A report from Henley Business School highlights need to develop middle managers’ leadership skills and ability to manage change.
by Liz Hall
Developing middle managers’ leadership skills along with their ability to manage change are among the top learning & development priorities for organisations in 2010, according to Henley Business School’s Corporate Learning Priorities Survey 2010.
This year will see a significant focus on leadership development – particularly at middle management level, according to respondents. Some 67% of respondents highlight the importance of developing middle managers and the same percentage chose ‘managing change’ as a specific development priority for managers.

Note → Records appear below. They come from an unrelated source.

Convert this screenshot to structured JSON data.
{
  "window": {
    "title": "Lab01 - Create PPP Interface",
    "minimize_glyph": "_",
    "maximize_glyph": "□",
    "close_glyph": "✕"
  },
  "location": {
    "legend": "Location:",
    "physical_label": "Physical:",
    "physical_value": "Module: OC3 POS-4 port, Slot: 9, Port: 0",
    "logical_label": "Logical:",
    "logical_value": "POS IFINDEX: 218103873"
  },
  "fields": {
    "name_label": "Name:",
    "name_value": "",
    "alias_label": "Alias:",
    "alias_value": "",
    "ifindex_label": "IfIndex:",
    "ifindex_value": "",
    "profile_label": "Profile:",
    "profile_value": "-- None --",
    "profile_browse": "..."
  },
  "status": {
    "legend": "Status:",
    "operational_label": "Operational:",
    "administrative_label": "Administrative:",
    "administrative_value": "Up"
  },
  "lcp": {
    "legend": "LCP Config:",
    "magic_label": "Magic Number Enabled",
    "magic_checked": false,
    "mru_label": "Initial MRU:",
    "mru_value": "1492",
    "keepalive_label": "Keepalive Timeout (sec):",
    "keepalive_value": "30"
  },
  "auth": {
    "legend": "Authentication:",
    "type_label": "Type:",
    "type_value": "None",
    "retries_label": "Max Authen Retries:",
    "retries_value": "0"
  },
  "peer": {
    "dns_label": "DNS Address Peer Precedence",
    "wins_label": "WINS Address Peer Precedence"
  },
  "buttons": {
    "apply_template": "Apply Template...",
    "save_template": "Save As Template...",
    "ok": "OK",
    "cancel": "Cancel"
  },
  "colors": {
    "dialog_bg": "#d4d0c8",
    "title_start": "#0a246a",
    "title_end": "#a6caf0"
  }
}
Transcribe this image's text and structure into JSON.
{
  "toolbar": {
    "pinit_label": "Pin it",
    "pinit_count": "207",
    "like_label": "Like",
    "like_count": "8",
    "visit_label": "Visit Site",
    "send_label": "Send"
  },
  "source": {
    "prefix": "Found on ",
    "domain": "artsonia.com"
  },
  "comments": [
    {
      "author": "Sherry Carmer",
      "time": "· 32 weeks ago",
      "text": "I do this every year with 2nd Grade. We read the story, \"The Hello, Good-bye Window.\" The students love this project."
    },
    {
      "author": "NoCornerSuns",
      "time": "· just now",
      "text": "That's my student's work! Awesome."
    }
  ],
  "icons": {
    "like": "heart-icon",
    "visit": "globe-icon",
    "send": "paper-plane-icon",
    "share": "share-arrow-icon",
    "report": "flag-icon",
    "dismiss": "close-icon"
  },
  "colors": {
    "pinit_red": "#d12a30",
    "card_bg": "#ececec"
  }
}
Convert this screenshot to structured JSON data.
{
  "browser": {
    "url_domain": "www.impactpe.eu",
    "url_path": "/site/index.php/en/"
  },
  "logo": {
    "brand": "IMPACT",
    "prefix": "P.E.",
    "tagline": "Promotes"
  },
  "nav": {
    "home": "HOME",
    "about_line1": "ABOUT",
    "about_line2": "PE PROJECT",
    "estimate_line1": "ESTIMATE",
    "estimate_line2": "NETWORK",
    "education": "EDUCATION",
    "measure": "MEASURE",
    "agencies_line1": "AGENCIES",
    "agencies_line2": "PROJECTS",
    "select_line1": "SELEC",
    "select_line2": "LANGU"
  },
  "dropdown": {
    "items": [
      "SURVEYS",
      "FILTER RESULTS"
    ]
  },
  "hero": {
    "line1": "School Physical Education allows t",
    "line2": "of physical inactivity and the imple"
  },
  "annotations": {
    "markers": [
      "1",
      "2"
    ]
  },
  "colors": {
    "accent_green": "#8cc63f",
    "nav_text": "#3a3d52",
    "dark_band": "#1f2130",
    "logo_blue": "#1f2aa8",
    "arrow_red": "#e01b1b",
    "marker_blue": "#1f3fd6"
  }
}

Meanwhile, 61% said developing a coaching culture was one of their top five priorities- although only 9% made it number one.
“Softer skills; in leadership styles and in coaching for instance, that bring out the very best in people and facilitate team working have also been a priority,” said Linda Irwin, executive director, corporate development for Henley Business School.

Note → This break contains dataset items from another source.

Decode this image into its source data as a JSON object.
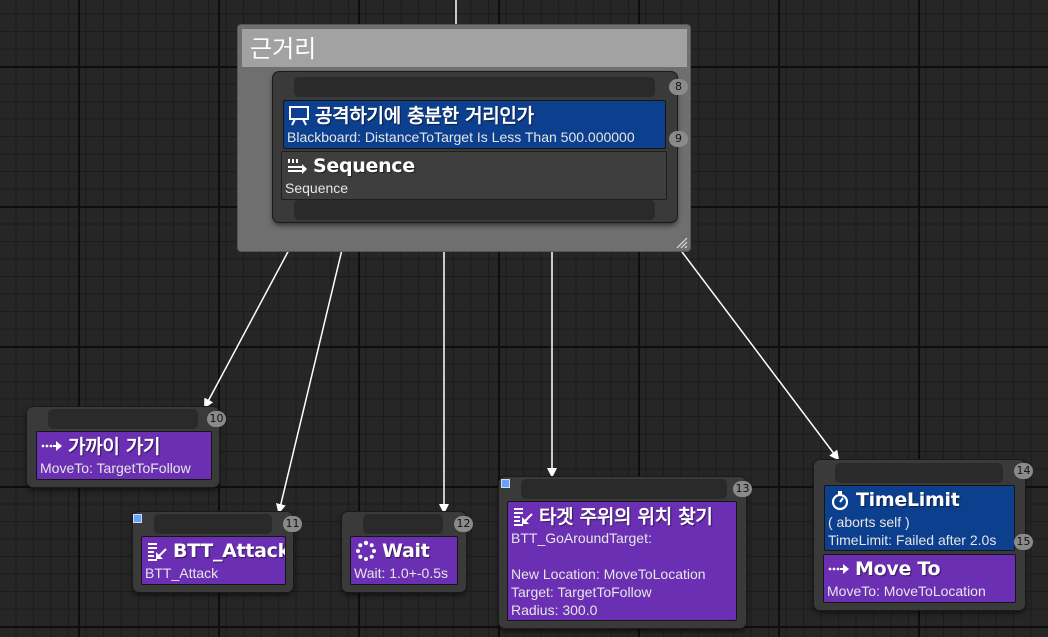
{
  "comment": {
    "title": "근거리"
  },
  "nodes": {
    "root": {
      "index": "8",
      "decorator": {
        "title": "공격하기에 충분한 거리인가",
        "sub": "Blackboard: DistanceToTarget Is Less Than 500.000000",
        "index": "9",
        "icon": "blackboard-icon"
      },
      "composite": {
        "title": "Sequence",
        "sub": "Sequence",
        "icon": "sequence-icon"
      }
    },
    "moveto_close": {
      "index": "10",
      "title": "가까이 가기",
      "sub": "MoveTo: TargetToFollow",
      "icon": "move-to-icon"
    },
    "btt_attack": {
      "index": "11",
      "title": "BTT_Attack",
      "sub": "BTT_Attack",
      "icon": "task-icon"
    },
    "wait": {
      "index": "12",
      "title": "Wait",
      "sub": "Wait: 1.0+-0.5s",
      "icon": "wait-icon"
    },
    "find_location": {
      "index": "13",
      "title": "타겟 주위의 위치 찾기",
      "sub": "BTT_GoAroundTarget:\n\nNew Location: MoveToLocation\nTarget: TargetToFollow\nRadius: 300.0",
      "icon": "task-icon"
    },
    "timelimit_moveto": {
      "index": "14",
      "decorator": {
        "title": "TimeLimit",
        "sub": "( aborts self )\nTimeLimit: Failed after 2.0s",
        "index": "15",
        "icon": "stopwatch-icon"
      },
      "task": {
        "title": "Move To",
        "sub": "MoveTo: MoveToLocation",
        "icon": "move-to-icon"
      }
    }
  },
  "colors": {
    "task": "#6a2fb3",
    "decorator": "#0d3f8f",
    "composite": "#3e3e3e",
    "grid_bg": "#262626",
    "wire": "#ffffff"
  }
}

She said both the research, and conversations she has with organisations, show many are planning for the long-term, adopting “a pragmatic, level-headed, measured approach when faced with the tumultuous economic climate we have endured.”
There will also be a focus on high-potentials as they grow and develop to lead their businesses into an uncertain future. The importance of succession planning and attracting new talent are key priorities for 2010, both rising in importance from 2009.
More than half- 53% – stated sustainability is a learning and development (L&D) priority, but 68% ranked it only three to five in their top five priorities. Some 119 people responded to the survey- more than 60% of whom were HR directors, vice-presidents or heads of HR or learning & development in some of the UK’s largest employers.